I lift my head, seeking his mouth, but he leans away. “You didn’t answer my question.” There’s a sly hint to his voice.

Can it really be that simple? I say yes, and everything unfolds the way I imagined six months ago, minus a veil? Would everything work out? Running my hands down his face and neck, I relish the feel of him under my palms. I wasn’t okay living without him. Even if I convinced myself my misery wasn’t tied to him, my happiness rests next to him. I’m sure of that, and it’s a start. “Will I marry you and let you save my virginity from the dark corners of Bronze Bay?” I ask.
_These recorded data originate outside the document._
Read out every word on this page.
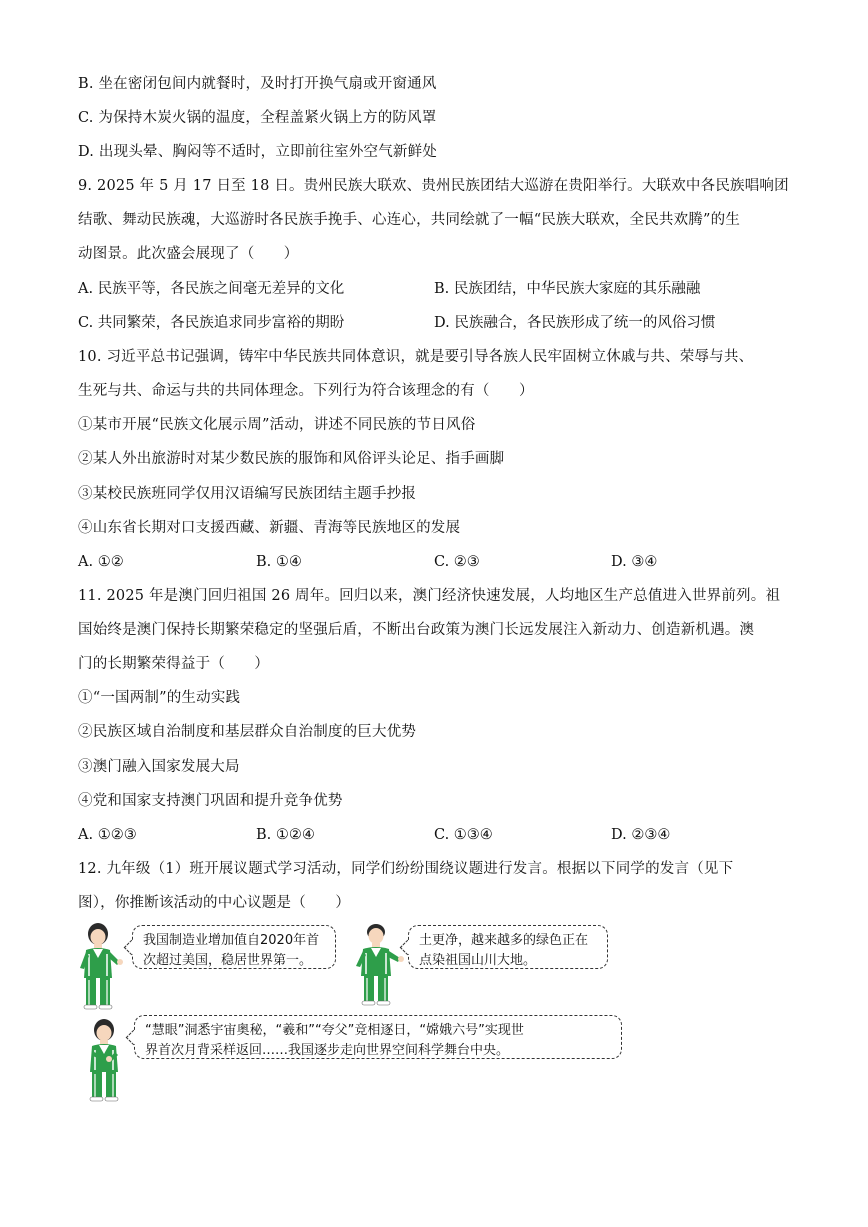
B. 坐在密闭包间内就餐时，及时打开换气扇或开窗通风
C. 为保持木炭火锅的温度，全程盖紧火锅上方的防风罩
D. 出现头晕、胸闷等不适时，立即前往室外空气新鲜处
9. 2025 年 5 月 17 日至 18 日。贵州民族大联欢、贵州民族团结大巡游在贵阳举行。大联欢中各民族唱响团
结歌、舞动民族魂，大巡游时各民族手挽手、心连心，共同绘就了一幅“民族大联欢，全民共欢腾”的生
动图景。此次盛会展现了（　　）
A. 民族平等，各民族之间毫无差异的文化	B. 民族团结，中华民族大家庭的其乐融融
C. 共同繁荣，各民族追求同步富裕的期盼	D. 民族融合，各民族形成了统一的风俗习惯
10. 习近平总书记强调，铸牢中华民族共同体意识，就是要引导各族人民牢固树立休戚与共、荣辱与共、
生死与共、命运与共的共同体理念。下列行为符合该理念的有（　　）
①某市开展“民族文化展示周”活动，讲述不同民族的节日风俗
②某人外出旅游时对某少数民族的服饰和风俗评头论足、指手画脚
③某校民族班同学仅用汉语编写民族团结主题手抄报
④山东省长期对口支援西藏、新疆、青海等民族地区的发展
A. ①②	B. ①④	C. ②③	D. ③④
11. 2025 年是澳门回归祖国 26 周年。回归以来，澳门经济快速发展，人均地区生产总值进入世界前列。祖
国始终是澳门保持长期繁荣稳定的坚强后盾，不断出台政策为澳门长远发展注入新动力、创造新机遇。澳
门的长期繁荣得益于（　　）
①“一国两制”的生动实践
②民族区域自治制度和基层群众自治制度的巨大优势
③澳门融入国家发展大局
④党和国家支持澳门巩固和提升竞争优势
A. ①②③	B. ①②④	C. ①③④	D. ②③④
12. 九年级（1）班开展议题式学习活动，同学们纷纷围绕议题进行发言。根据以下同学的发言（见下
图），你推断该活动的中心议题是（　　）
我国制造业增加值自2020年首
次超过美国，稳居世界第一。
土更净，越来越多的绿色正在
点染祖国山川大地。
“慧眼”洞悉宇宙奥秘，“羲和”“夸父”竞相逐日，“嫦娥六号”实现世
界首次月背采样返回……我国逐步走向世界空间科学舞台中央。
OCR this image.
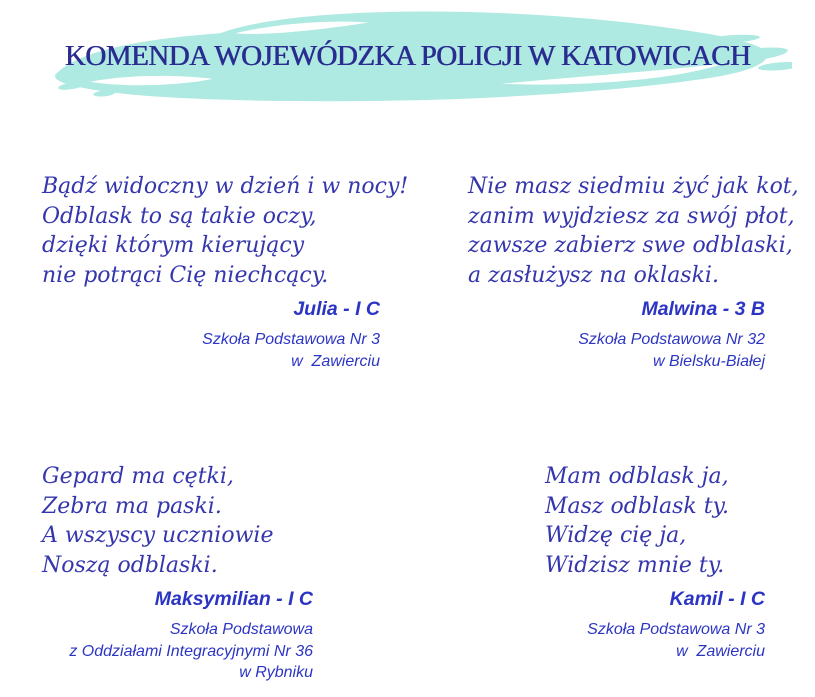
KOMENDA WOJEWÓDZKA POLICJI W KATOWICACH
Bądź widoczny w dzień i w nocy!
Odblask to są takie oczy,
dzięki którym kierujący
nie potrąci Cię niechcący.
Julia - I C
Szkoła Podstawowa Nr 3
w  Zawierciu
Nie masz siedmiu żyć jak kot,
zanim wyjdziesz za swój płot,
zawsze zabierz swe odblaski,
a zasłużysz na oklaski.
Malwina - 3 B
Szkoła Podstawowa Nr 32
w Bielsku-Białej
Gepard ma cętki,
Zebra ma paski.
A wszyscy uczniowie
Noszą odblaski.
Maksymilian - I C
Szkoła Podstawowa
z Oddziałami Integracyjnymi Nr 36
w Rybniku
Mam odblask ja,
Masz odblask ty.
Widzę cię ja,
Widzisz mnie ty.
Kamil - I C
Szkoła Podstawowa Nr 3
w  Zawierciu
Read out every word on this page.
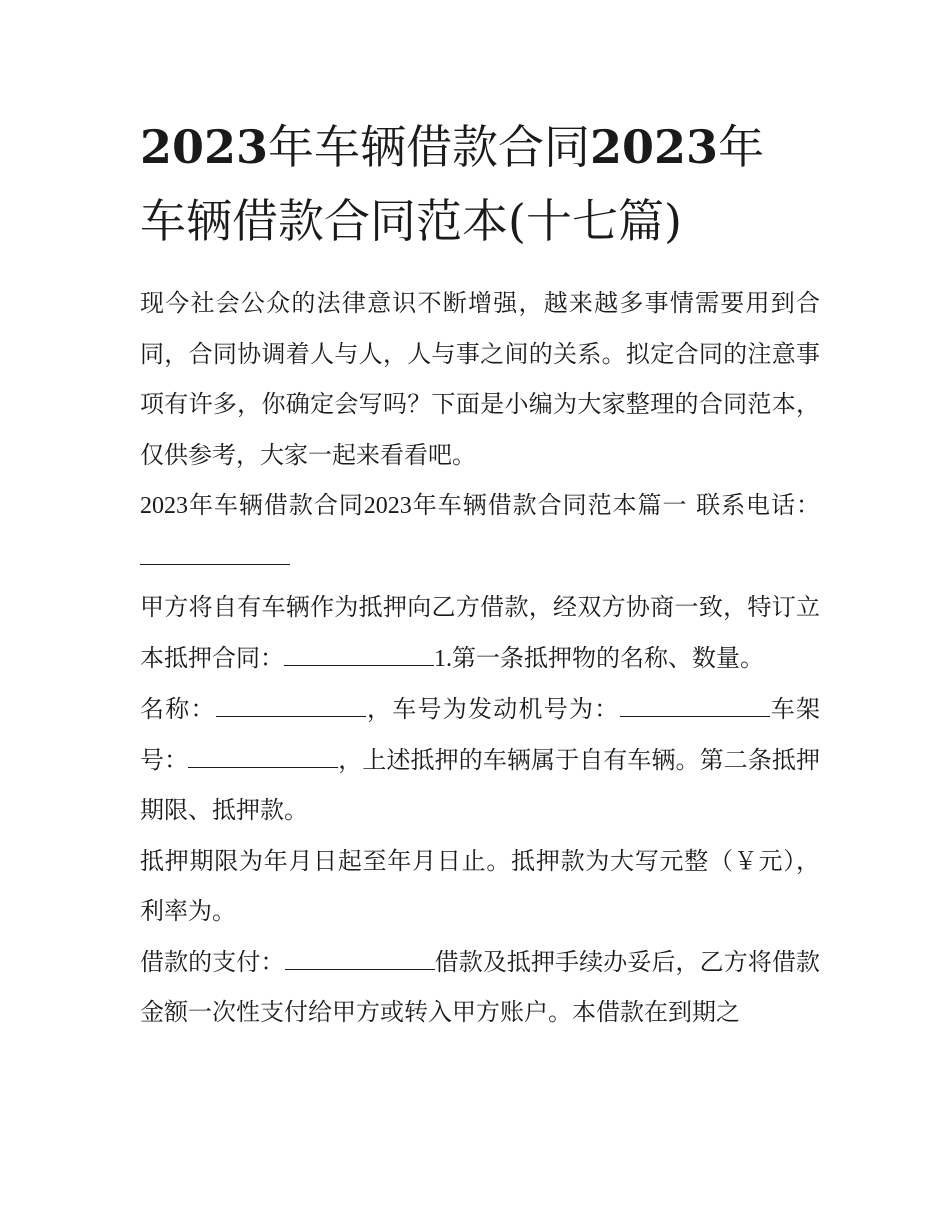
2023年车辆借款合同2023年
车辆借款合同范本(十七篇)

现今社会公众的法律意识不断增强，越来越多事情需要用到合同，合同协调着人与人，人与事之间的关系。拟定合同的注意事项有许多，你确定会写吗？下面是小编为大家整理的合同范本，仅供参考，大家一起来看看吧。

2023年车辆借款合同2023年车辆借款合同范本篇一 联系电话：

甲方将自有车辆作为抵押向乙方借款，经双方协商一致，特订立本抵押合同：	1.第一条抵押物的名称、数量。

名称：	，车号为发动机号为：	车架号：	，上述抵押的车辆属于自有车辆。第二条抵押期限、抵押款。

抵押期限为年月日起至年月日止。抵押款为大写元整（￥元），利率为。

借款的支付：	借款及抵押手续办妥后，乙方将借款金额一次性支付给甲方或转入甲方账户。本借款在到期之
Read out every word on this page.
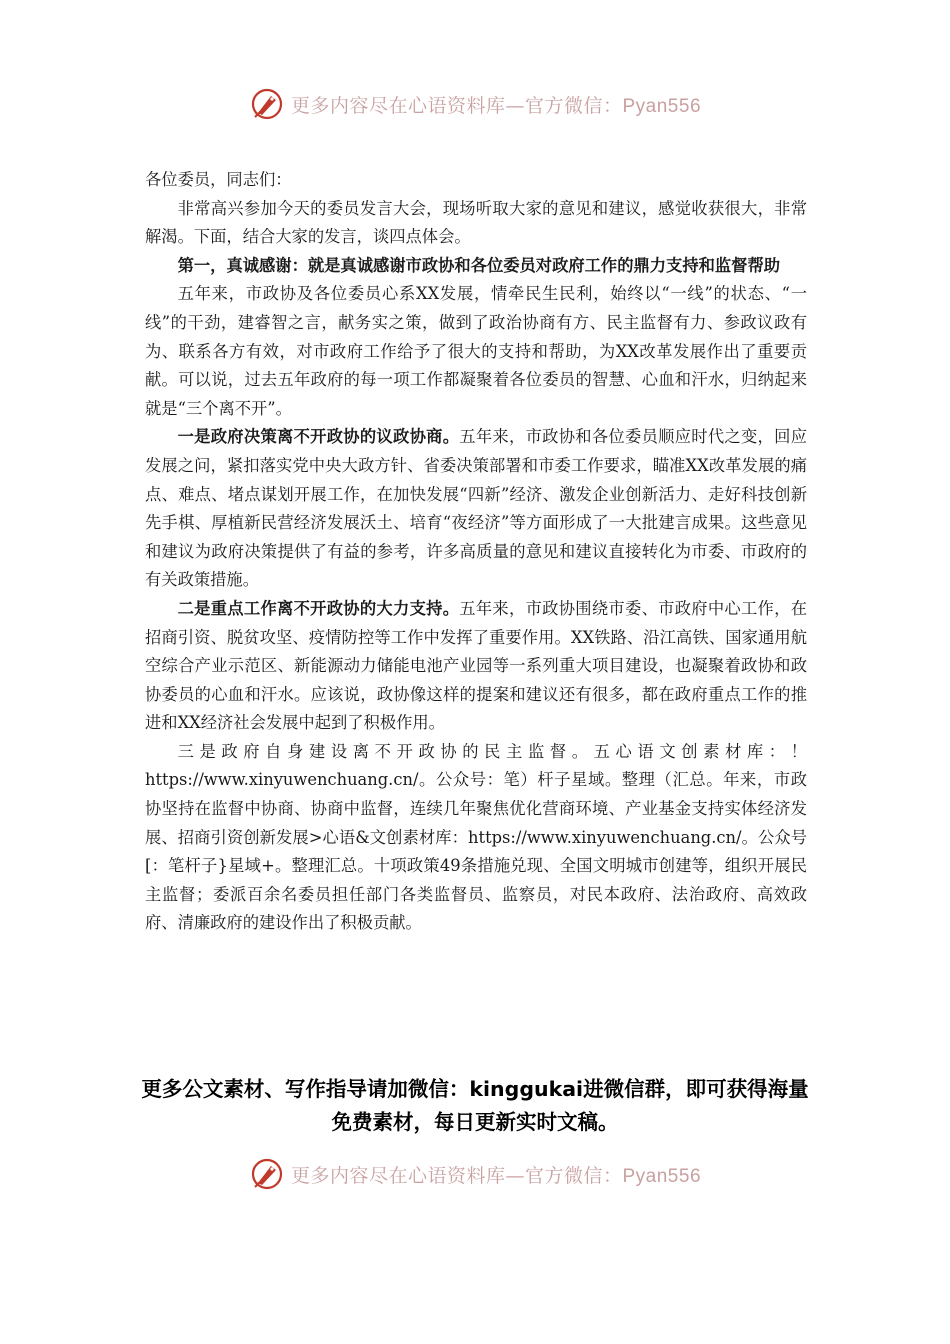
更多内容尽在心语资料库—官方微信：Pyan556

各位委员，同志们：

非常高兴参加今天的委员发言大会，现场听取大家的意见和建议，感觉收获很大，非常解渴。下面，结合大家的发言，谈四点体会。

第一，真诚感谢：就是真诚感谢市政协和各位委员对政府工作的鼎力支持和监督帮助

五年来，市政协及各位委员心系XX发展，情牵民生民利，始终以“一线”的状态、“一线”的干劲，建睿智之言，献务实之策，做到了政治协商有方、民主监督有力、参政议政有为、联系各方有效，对市政府工作给予了很大的支持和帮助，为XX改革发展作出了重要贡献。可以说，过去五年政府的每一项工作都凝聚着各位委员的智慧、心血和汗水，归纳起来就是“三个离不开”。

一是政府决策离不开政协的议政协商。五年来，市政协和各位委员顺应时代之变，回应发展之问，紧扣落实党中央大政方针、省委决策部署和市委工作要求，瞄准XX改革发展的痛点、难点、堵点谋划开展工作，在加快发展“四新”经济、激发企业创新活力、走好科技创新先手棋、厚植新民营经济发展沃土、培育“夜经济”等方面形成了一大批建言成果。这些意见和建议为政府决策提供了有益的参考，许多高质量的意见和建议直接转化为市委、市政府的有关政策措施。

二是重点工作离不开政协的大力支持。五年来，市政协围绕市委、市政府中心工作，在招商引资、脱贫攻坚、疫情防控等工作中发挥了重要作用。XX铁路、沿江高铁、国家通用航空综合产业示范区、新能源动力储能电池产业园等一系列重大项目建设，也凝聚着政协和政协委员的心血和汗水。应该说，政协像这样的提案和建议还有很多，都在政府重点工作的推进和XX经济社会发展中起到了积极作用。

三是政府自身建设离不开政协的民主监督。五心语文创素材库：！https://www.xinyuwenchuang.cn/。公众号：笔）杆子星域。整理（汇总。年来，市政协坚持在监督中协商、协商中监督，连续几年聚焦优化营商环境、产业基金支持实体经济发展、招商引资创新发展>心语&文创素材库：https://www.xinyuwenchuang.cn/。公众号[：笔杆子}星域+。整理汇总。十项政策49条措施兑现、全国文明城市创建等，组织开展民主监督；委派百余名委员担任部门各类监督员、监察员，对民本政府、法治政府、高效政府、清廉政府的建设作出了积极贡献。

更多公文素材、写作指导请加微信：kinggukai进微信群，即可获得海量免费素材，每日更新实时文稿。
更多内容尽在心语资料库—官方微信：Pyan556
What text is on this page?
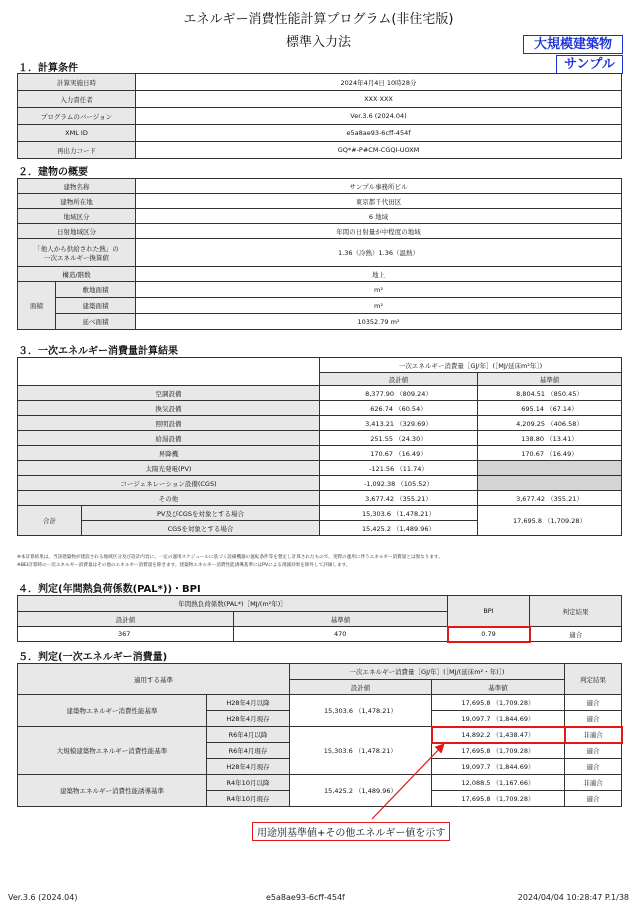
エネルギー消費性能計算プログラム(非住宅版)
標準入力法	大規模建築物
サンプル
１．計算条件
計算実施日時	2024年4月4日 10時28分
入力責任者	XXX XXX
プログラムのバージョン	Ver.3.6 (2024.04)
XML ID	e5a8ae93-6cff-454f
再出力コード	GQ*#-P#CM-CGQI-UOXM
２．建物の概要
建物名称		サンプル事務所ビル
建物所在地		東京都千代田区
地域区分		6 地域
日射地域区分		年間の日射量が中程度の地域
「他人から供給された熱」の
一次エネルギー換算値		1.36（冷熱）1.36（温熱）
構造/階数		地上
面積	敷地面積	m²
	建築面積	m²
	延べ面積	10352.79 m²
３．一次エネルギー消費量計算結果
		一次エネルギー消費量［GJ/年］(［MJ/延床m²年］)	
		設計値	基準値
空調設備		8,377.90 （809.24）	8,804.51 （850.45）
換気設備		626.74 （60.54）	695.14 （67.14）
照明設備		3,413.21 （329.69）	4,209.25 （406.58）
給湯設備		251.55 （24.30）	138.80 （13.41）
昇降機		170.67 （16.49）	170.67 （16.49）
太陽光発電(PV)		-121.56 （11.74）	
コージェネレーション設備(CGS)		-1,092.38 （105.52）	
その他		3,677.42 （355.21）	3,677.42 （355.21）
合計	PV及びCGSを対象とする場合	15,303.6 （1,478.21）	17,695.8 （1,709.28）
	CGSを対象とする場合	15,425.2 （1,489.96）	
※本計算結果は、当該建築物が建設される地域区分及び設計内容に、一定の運用スケジュールに基づく設備機器の運転条件等を想定し計算されたもので、実際の運用に伴うエネルギー消費量とは異なります。
※BEI計算時の一次エネルギー消費量はその他のエネルギー消費量を除きます。建築物エネルギー消費性能誘導基準にはPVによる削減効果を除外して評価します。
４．判定(年間熱負荷係数(PAL*))・BPI
年間熱負荷係数(PAL*)［MJ/(m²年)］		BPI	判定結果
設計値	基準値		
367	470	0.79	適合
５．判定(一次エネルギー消費量)
適用する基準		一次エネルギー消費量［GJ/年］(［MJ/(延床m²・年)］)		判定結果
		設計値	基準値	
建築物エネルギー消費性能基準	H28年4月以降	15,303.6 （1,478.21）	17,695.8 （1,709.28）	適合
	H28年4月現存		19,097.7 （1,844.69）	適合
大規模建築物エネルギー消費性能基準	R6年4月以降	15,303.6 （1,478.21）	14,892.2 （1,438.47）	非適合
	R6年4月現存		17,695.8 （1,709.28）	適合
	H28年4月現存		19,097.7 （1,844.69）	適合
建築物エネルギー消費性能誘導基準	R4年10月以降	15,425.2 （1,489.96）	12,088.5 （1,167.66）	非適合
	R4年10月現存		17,695.8 （1,709.28）	適合
用途別基準値+その他エネルギー値を示す
Ver.3.6 (2024.04)	e5a8ae93-6cff-454f	2024/04/04 10:28:47 P.1/38
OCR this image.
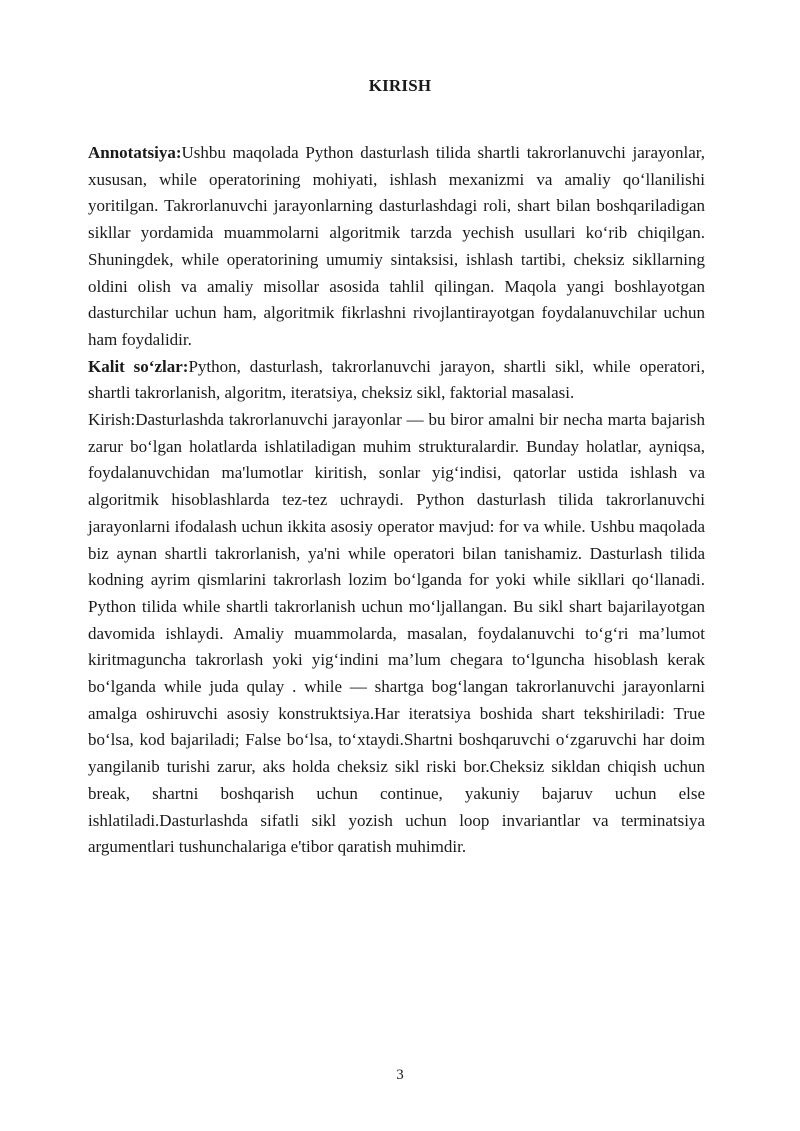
KIRISH

Annotatsiya:Ushbu maqolada Python dasturlash tilida shartli takrorlanuvchi jarayonlar, xususan, while operatorining mohiyati, ishlash mexanizmi va amaliy qo‘llanilishi yoritilgan. Takrorlanuvchi jarayonlarning dasturlashdagi roli, shart bilan boshqariladigan sikllar yordamida muammolarni algoritmik tarzda yechish usullari ko‘rib chiqilgan. Shuningdek, while operatorining umumiy sintaksisi, ishlash tartibi, cheksiz sikllarning oldini olish va amaliy misollar asosida tahlil qilingan. Maqola yangi boshlayotgan dasturchilar uchun ham, algoritmik fikrlashni rivojlantirayotgan foydalanuvchilar uchun ham foydalidir.

Kalit so‘zlar:Python, dasturlash, takrorlanuvchi jarayon, shartli sikl, while operatori, shartli takrorlanish, algoritm, iteratsiya, cheksiz sikl, faktorial masalasi.

Kirish:Dasturlashda takrorlanuvchi jarayonlar — bu biror amalni bir necha marta bajarish zarur bo‘lgan holatlarda ishlatiladigan muhim strukturalardir. Bunday holatlar, ayniqsa, foydalanuvchidan ma'lumotlar kiritish, sonlar yig‘indisi, qatorlar ustida ishlash va algoritmik hisoblashlarda tez-tez uchraydi. Python dasturlash tilida takrorlanuvchi jarayonlarni ifodalash uchun ikkita asosiy operator mavjud: for va while. Ushbu maqolada biz aynan shartli takrorlanish, ya'ni while operatori bilan tanishamiz. Dasturlash tilida kodning ayrim qismlarini takrorlash lozim bo‘lganda for yoki while sikllari qo‘llanadi. Python tilida while shartli takrorlanish uchun mo‘ljallangan. Bu sikl shart bajarilayotgan davomida ishlaydi. Amaliy muammolarda, masalan, foydalanuvchi to‘g‘ri ma’lumot kiritmaguncha takrorlash yoki yig‘indini ma’lum chegara to‘lguncha hisoblash kerak bo‘lganda while juda qulay . while — shartga bog‘langan takrorlanuvchi jarayonlarni amalga oshiruvchi asosiy konstruktsiya.Har iteratsiya boshida shart tekshiriladi: True bo‘lsa, kod bajariladi; False bo‘lsa, to‘xtaydi.Shartni boshqaruvchi o‘zgaruvchi har doim yangilanib turishi zarur, aks holda cheksiz sikl riski bor.Cheksiz sikldan chiqish uchun break, shartni boshqarish uchun continue, yakuniy bajaruv uchun else ishlatiladi.Dasturlashda sifatli sikl yozish uchun loop invariantlar va terminatsiya argumentlari tushunchalariga e'tibor qaratish muhimdir.

3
“If you want me to take it now, I will,” he says, his smile falling. “Whatever you want, Caroline. Say the word. I’ll take it.” He leans down, and drags his lips across my neck. He’s tense now—body rigid, and he wasn’t before. It means something to him.

It. Means. Something. To. Him.

I never considered that before. My virginity means something special to him. His kiss on my neck is tender and molten at the same time. I take his face in my hand and shift him so he’s looking down at me, his blue eyes hesitant and turned on. I lean up and kiss him gently on his mouth. Neither of us close our eyes. We watch this magic moment. A moment that when you consider all things, shouldn’t be happening.

“Save it for our wedding night, big man.”

I’ll never forget his smile, that particular one, for as long as I live.

Or the orgasms he gave me with his tongue directly following.